We also found no significant difference in effectiveness or safety between the group who collected their abortion pills in person and those who received them by mail after a telehealth consultation.
Overall, we found that medical abortions performed after reviewing a patient’s medical history are just as safe and effective as those ordered after an in-person pelvic exam and ultrasound.
Expand access to equitable care
With a limited number of clinics and providers, insurance coverage bans, and state-imposed restrictions, people seeking abortions face significant barriers to getting the care they need. These barriers disproportionately affect people of color, low-income groups, and other marginalized people.
If Roe v. Wade is canceled or significantly altered, nearly half of the country will face even more difficulty accessing abortion care.
However, minimizing in-person testing by moving to remote testing could expand access to abortion care to more patients. Because no special equipment like ultrasound machines are needed, more clinicians can write a prescription for the pills.
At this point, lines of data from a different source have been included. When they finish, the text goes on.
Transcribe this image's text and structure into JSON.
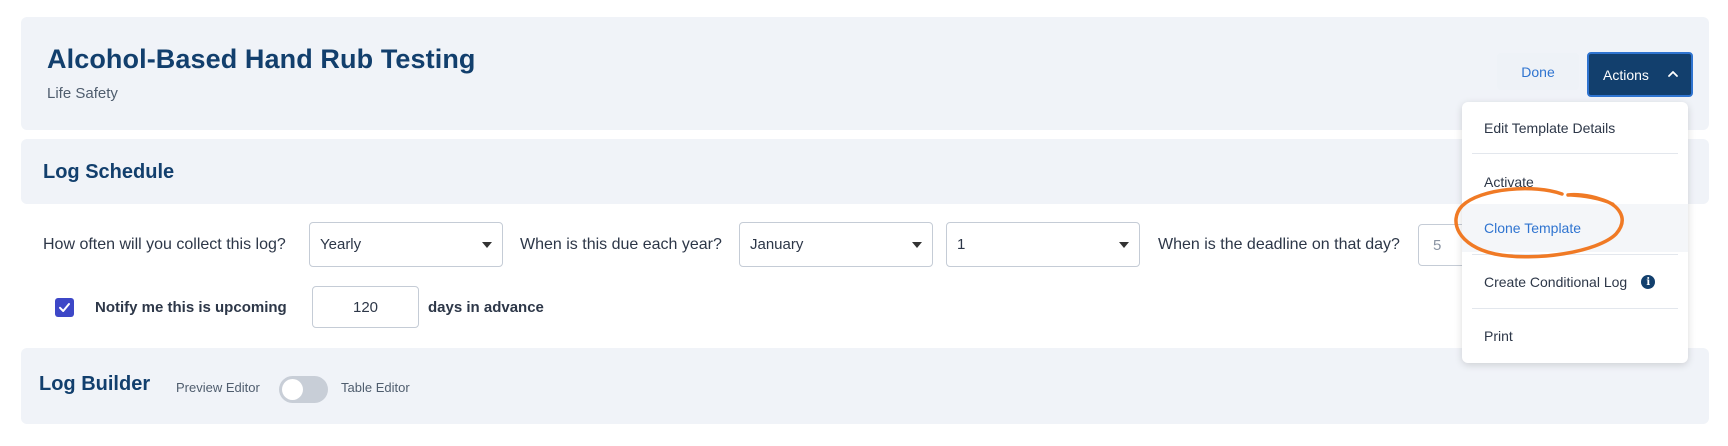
{
  "header": {
    "title": "Alcohol-Based Hand Rub Testing",
    "subtitle": "Life Safety",
    "done_label": "Done",
    "actions_label": "Actions"
  },
  "schedule": {
    "title": "Log Schedule",
    "frequency_question": "How often will you collect this log?",
    "frequency_value": "Yearly",
    "due_question": "When is this due each year?",
    "due_month": "January",
    "due_day": "1",
    "deadline_question": "When is the deadline on that day?",
    "deadline_value": "5",
    "notify_checked": true,
    "notify_label": "Notify me this is upcoming",
    "notify_days": "120",
    "days_label": "days in advance"
  },
  "builder": {
    "title": "Log Builder",
    "preview_label": "Preview Editor",
    "table_label": "Table Editor",
    "toggle_on": false
  },
  "actions_menu": {
    "items": [
      {
        "label": "Edit Template Details"
      },
      {
        "label": "Activate"
      },
      {
        "label": "Clone Template"
      },
      {
        "label": "Create Conditional Log"
      },
      {
        "label": "Print"
      }
    ]
  },
  "colors": {
    "brand_navy": "#123f6d",
    "link_blue": "#2f74d0",
    "checkbox": "#3d47c7",
    "annotation_orange": "#f07a25",
    "panel_bg": "#f0f3f8"
  }
}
Primary care providers working in rural, low-income, and other marginalized communities could screen for medical abortion and increase equitable access to abortion care.
The American College of Obstetricians and Gynecologists and the National Abortion Federation have already updated their guidelines to reflect that reviewing medical history without an in-person pelvic exam and ultrasound is sufficient to confirm eligibility for medical abortion. .
But it’s important to note that state restrictions prevent the implementation of this new model of care nationwide. Some states legally require ultrasounds, and others require an in-person visit or prohibit telehealth screenings. As the high rates of safety and effectiveness in our study and other studies show, these laws are not based on scientific evidence and medical necessity as they claim.
Although this new model was originally introduced to reduce physical contact during the pandemic, it could help break down barriers to medical abortion and expand access to equitable care for all patients.